In this study, several maximum-entropy frameworks are presented for the synthesis of outputs from multiple Earth climate models, based on constraints on the properties of individual models (microcanonical framework) or ensembles of models (two canonical frameworks). The asymptotic and non-asymptotic entropy functions for each case are derived by combinatorial reasoning, and applied to simple systems constrained by the total model energy E (microcanonical) or mean ensemble energy 〈E〉 (canonical). In each case it is shown that the MaxEnt method identifies the most representative (most probable) model from a set of climate models, subject to the specified constraints, eliminating the need to calculate the entire set. The parametric and geometric implications of the underlying Jaynesian mathematical structure are examined, with reference to a canonical framework with competing cost and benefit constraints, allowing interrogation of the trade-off between costs and benefits. Finally, a finite-time limit on the minimum cost of modification of the synthesis framework, at finite rates of change, is also reported.

The foregoing analysis therefore provides climate modellers—or those who must rank and combine climate models—with a rational tool to amalgamate a large set of models into a single representative model (or a small representative set). This enables the weighting of climate projections from different groups, and will also dramatically reduce the computational demand on the climate modelling community. Indeed, the benefits extend into other fields: as commented by a reviewer, for long-range weather forecasts it is common practice to combine projections from different meteorological models, to improve reliability. The MaxEnt frameworks proposed here could equally be applied to this task.

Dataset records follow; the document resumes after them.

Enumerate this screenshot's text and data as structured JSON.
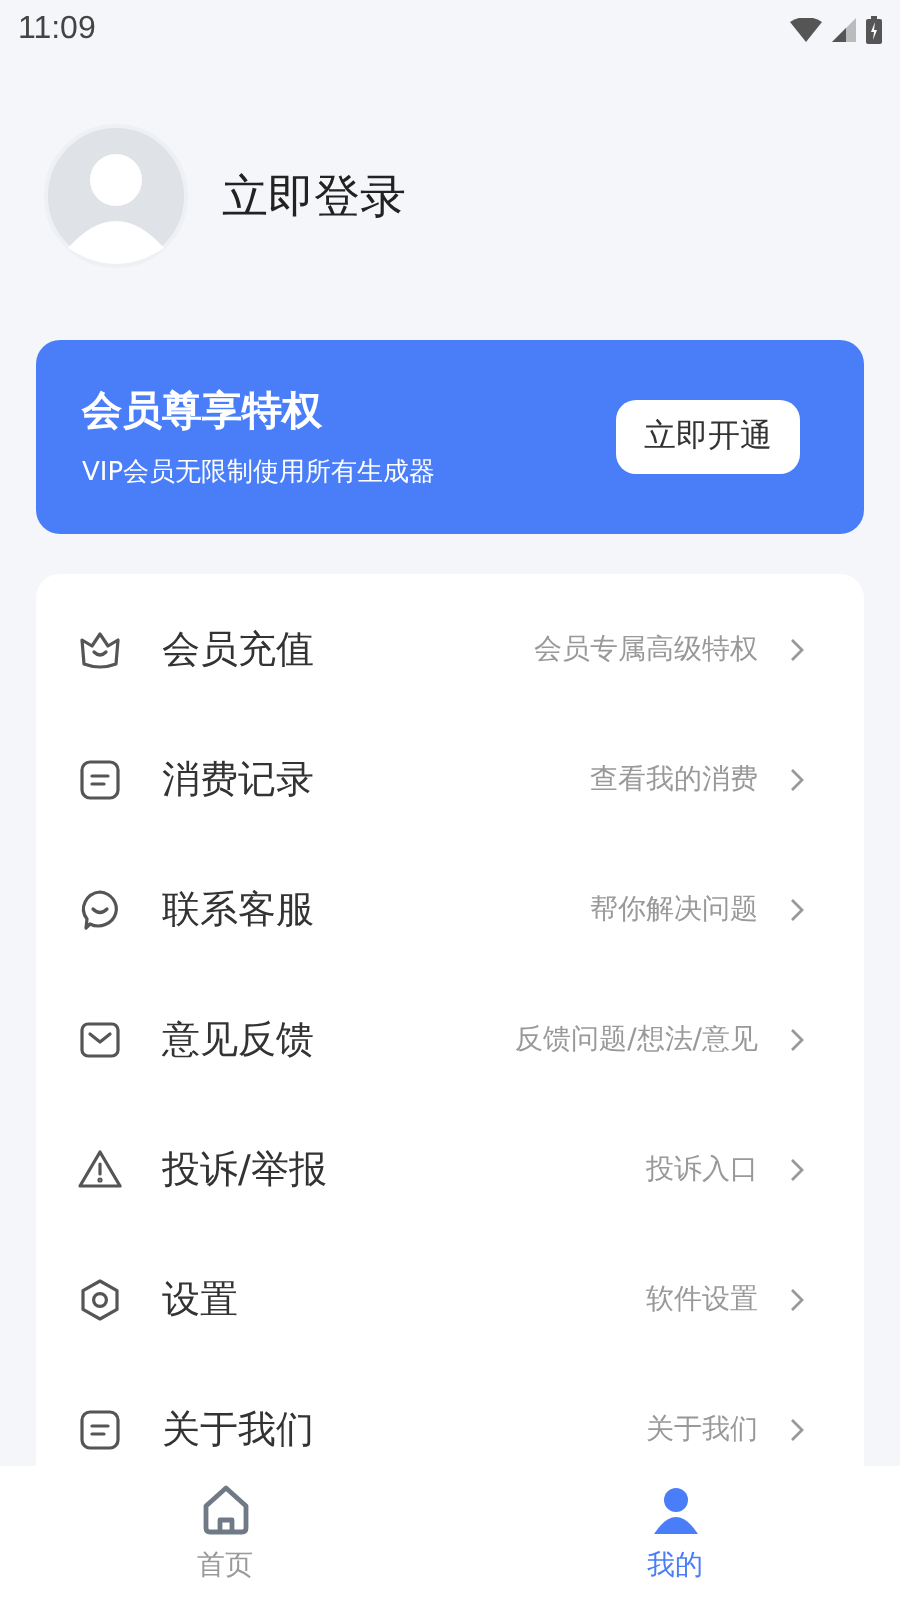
{
  "status_bar": {
    "time": "11:09"
  },
  "profile": {
    "login_label": "立即登录"
  },
  "vip_banner": {
    "title": "会员尊享特权",
    "subtitle": "VIP会员无限制使用所有生成器",
    "button": "立即开通"
  },
  "menu": [
    {
      "kind": "crown",
      "label": "会员充值",
      "hint": "会员专属高级特权"
    },
    {
      "kind": "note",
      "label": "消费记录",
      "hint": "查看我的消费"
    },
    {
      "kind": "chat",
      "label": "联系客服",
      "hint": "帮你解决问题"
    },
    {
      "kind": "mail",
      "label": "意见反馈",
      "hint": "反馈问题/想法/意见"
    },
    {
      "kind": "warning",
      "label": "投诉/举报",
      "hint": "投诉入口"
    },
    {
      "kind": "settings",
      "label": "设置",
      "hint": "软件设置"
    },
    {
      "kind": "note",
      "label": "关于我们",
      "hint": "关于我们"
    }
  ],
  "bottom_nav": [
    {
      "kind": "home",
      "label": "首页",
      "selected": false
    },
    {
      "kind": "person",
      "label": "我的",
      "selected": true
    }
  ]
}
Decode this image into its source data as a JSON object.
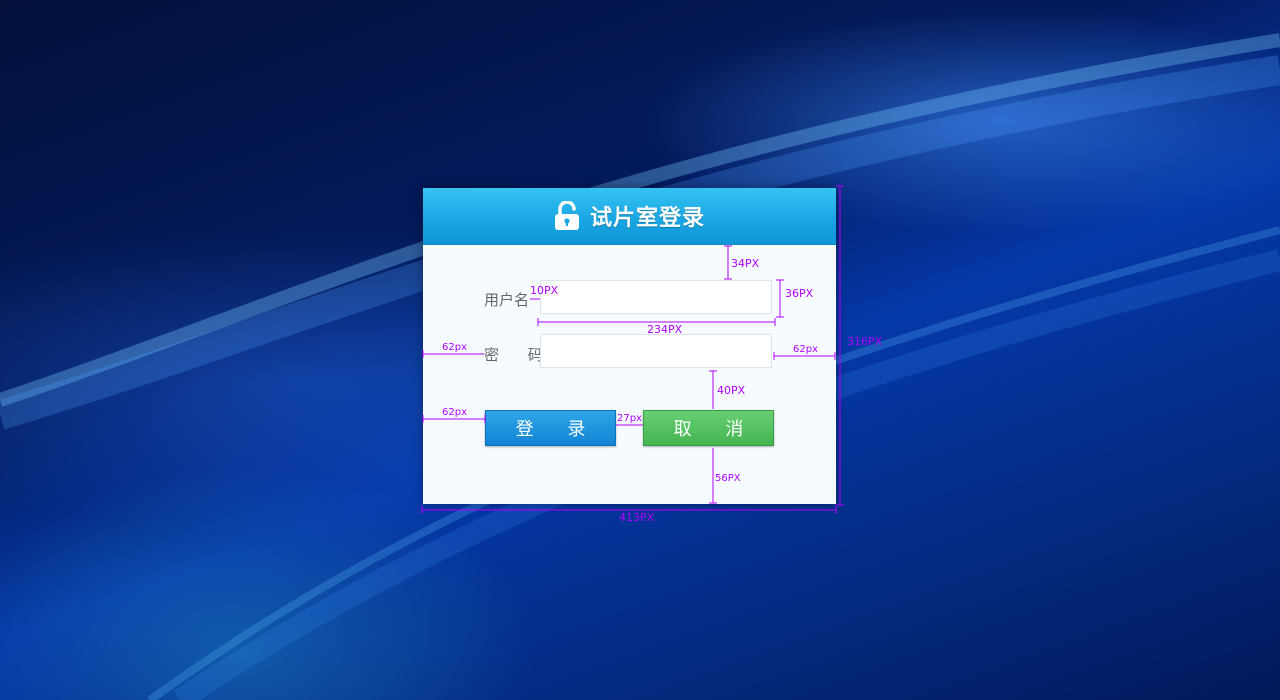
{
  "dialog": {
    "title": "试片室登录",
    "lock_icon": "lock-open-icon",
    "username_label": "用户名",
    "password_label": "密 码",
    "username_value": "",
    "password_value": "",
    "login_button": "登 录",
    "cancel_button": "取 消",
    "header_color": "#1ba7e4",
    "login_color": "#1384d4",
    "cancel_color": "#46b552"
  },
  "annotations": {
    "top_gap": "34PX",
    "input_height": "36PX",
    "input_width": "234PX",
    "label_gap": "10PX",
    "left_margin_field": "62px",
    "right_margin_field": "62px",
    "field_button_gap": "40PX",
    "left_margin_button": "62px",
    "button_gap": "27px",
    "bottom_gap": "56PX",
    "dialog_height": "316PX",
    "dialog_width": "413PX",
    "annotation_color": "#b000ff"
  }
}
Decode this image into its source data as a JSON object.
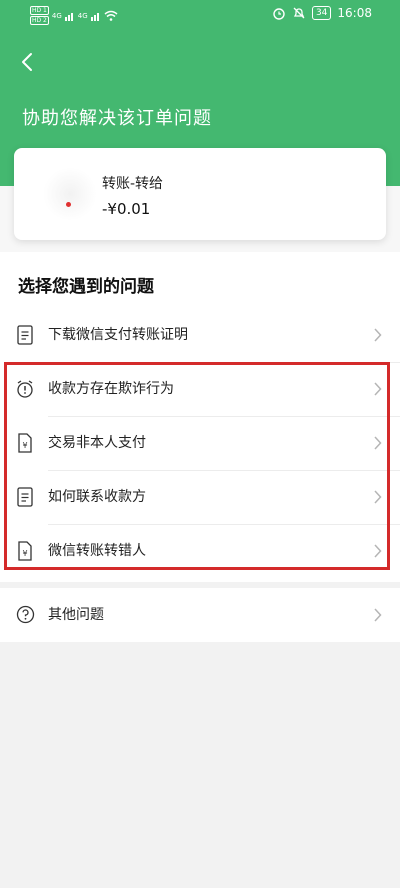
{
  "status_bar": {
    "hd1": "HD 1",
    "hd2": "HD 2",
    "signal1": "4G",
    "signal2": "4G",
    "battery": "34",
    "time": "16:08"
  },
  "header": {
    "title": "协助您解决该订单问题"
  },
  "order_card": {
    "name": "转账-转给",
    "amount": "-¥0.01"
  },
  "section": {
    "title": "选择您遇到的问题"
  },
  "problems": [
    {
      "label": "下载微信支付转账证明",
      "icon": "receipt-icon"
    },
    {
      "label": "收款方存在欺诈行为",
      "icon": "alarm-icon"
    },
    {
      "label": "交易非本人支付",
      "icon": "yen-document-icon"
    },
    {
      "label": "如何联系收款方",
      "icon": "receipt-icon"
    },
    {
      "label": "微信转账转错人",
      "icon": "yen-document-icon"
    }
  ],
  "other": {
    "label": "其他问题",
    "icon": "question-circle-icon"
  },
  "colors": {
    "header_green": "#44b870",
    "highlight_red": "#d42a2a"
  }
}
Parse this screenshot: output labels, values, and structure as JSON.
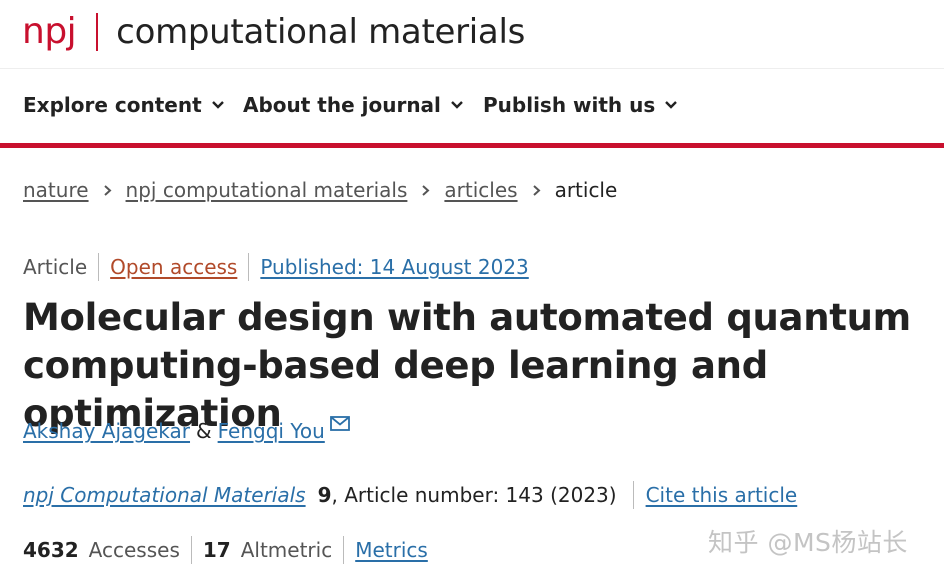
{
  "header": {
    "logo_prefix": "npj",
    "journal_name": "computational materials"
  },
  "nav": {
    "items": [
      {
        "label": "Explore content"
      },
      {
        "label": "About the journal"
      },
      {
        "label": "Publish with us"
      }
    ]
  },
  "breadcrumb": {
    "items": [
      "nature",
      "npj computational materials",
      "articles"
    ],
    "current": "article"
  },
  "article": {
    "type": "Article",
    "access": "Open access",
    "published": "Published: 14 August 2023",
    "title": "Molecular design with automated quantum computing-based deep learning and optimization",
    "authors": [
      "Akshay Ajagekar",
      "Fengqi You"
    ],
    "author_separator": "&",
    "journal": "npj Computational Materials",
    "volume": "9",
    "article_number": ", Article number: 143 (2023)",
    "cite_label": "Cite this article"
  },
  "metrics": {
    "accesses_count": "4632",
    "accesses_label": "Accesses",
    "altmetric_count": "17",
    "altmetric_label": "Altmetric",
    "metrics_link": "Metrics"
  },
  "watermark": "知乎 @MS杨站长",
  "colors": {
    "brand_red": "#c8102e",
    "link_blue": "#2a6fa8",
    "open_access": "#b14a2a"
  },
  "icons": {
    "nav_dropdown": "chevron-down-icon",
    "breadcrumb_separator": "chevron-right-icon",
    "corresponding_author": "envelope-icon"
  }
}
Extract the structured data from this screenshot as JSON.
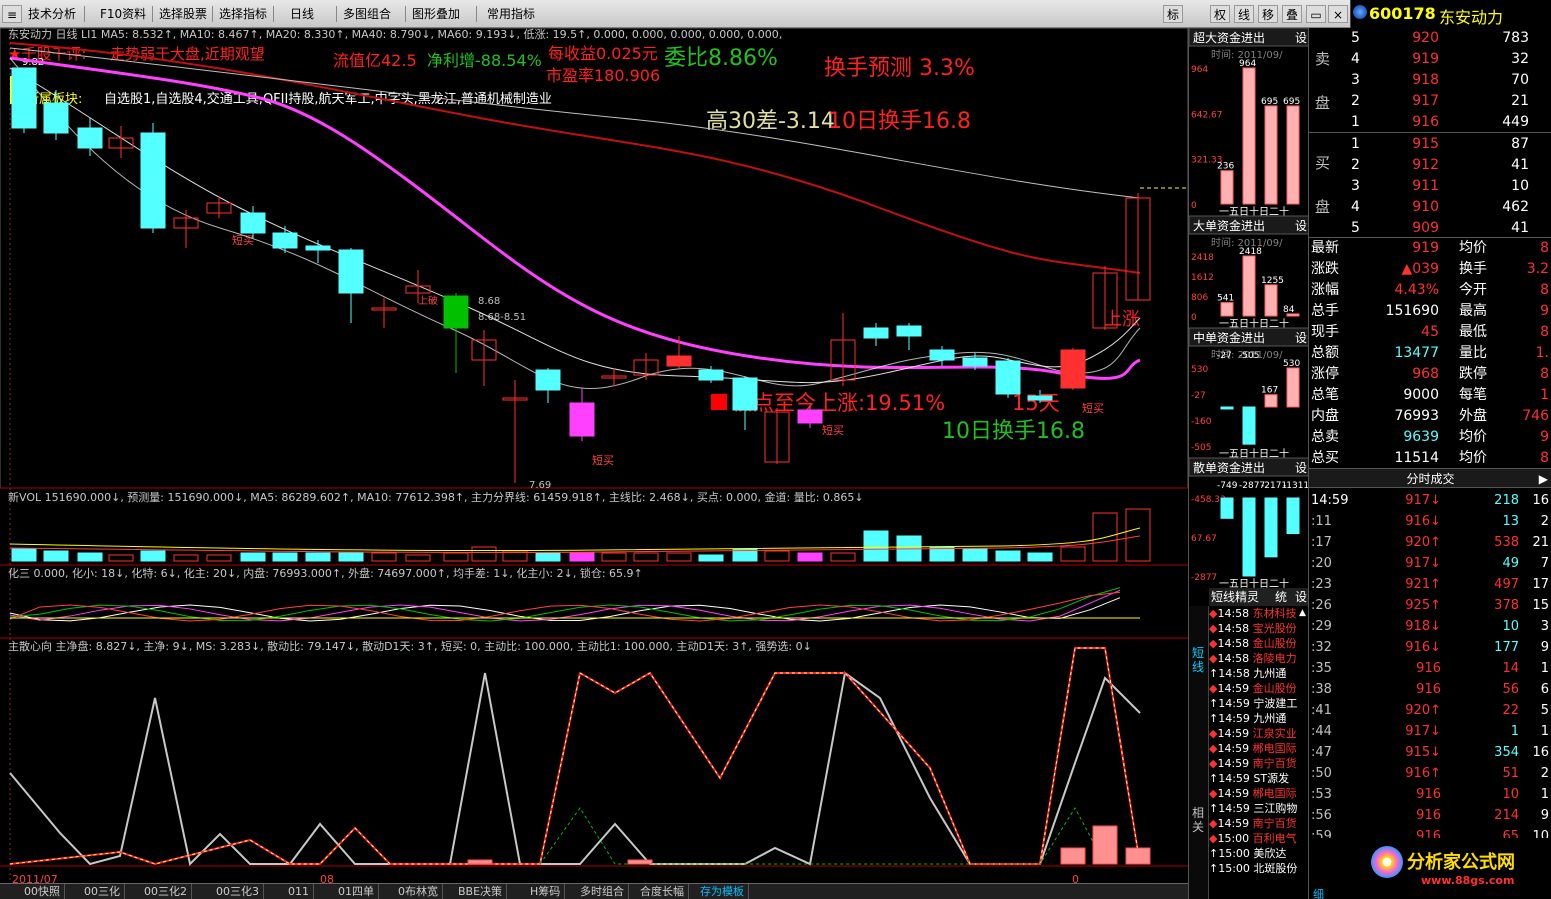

A caveat to the foregoing analysis is that the inferred equilibrium climate model will not necessarily be the “most correct” model, but merely the one which is most representative of the available set of models. If the model space is incomplete, or their underlying physical or modelling assumptions are incorrect, any resulting errors will also be incorporated in the equilibrium model. A more comprehensive probabilistic framework, which incorporates the errors associated with our lack of knowledge (of data, phenomena and models), would consist of a Bayesian inferential framework extending back to all raw climate data, a substantial endeavour which—as its minimum condition—would require climate scientists to abandon their use of orthodox methods for statistical inference and parameter estimation (Jaynes and Bretthorst 2003).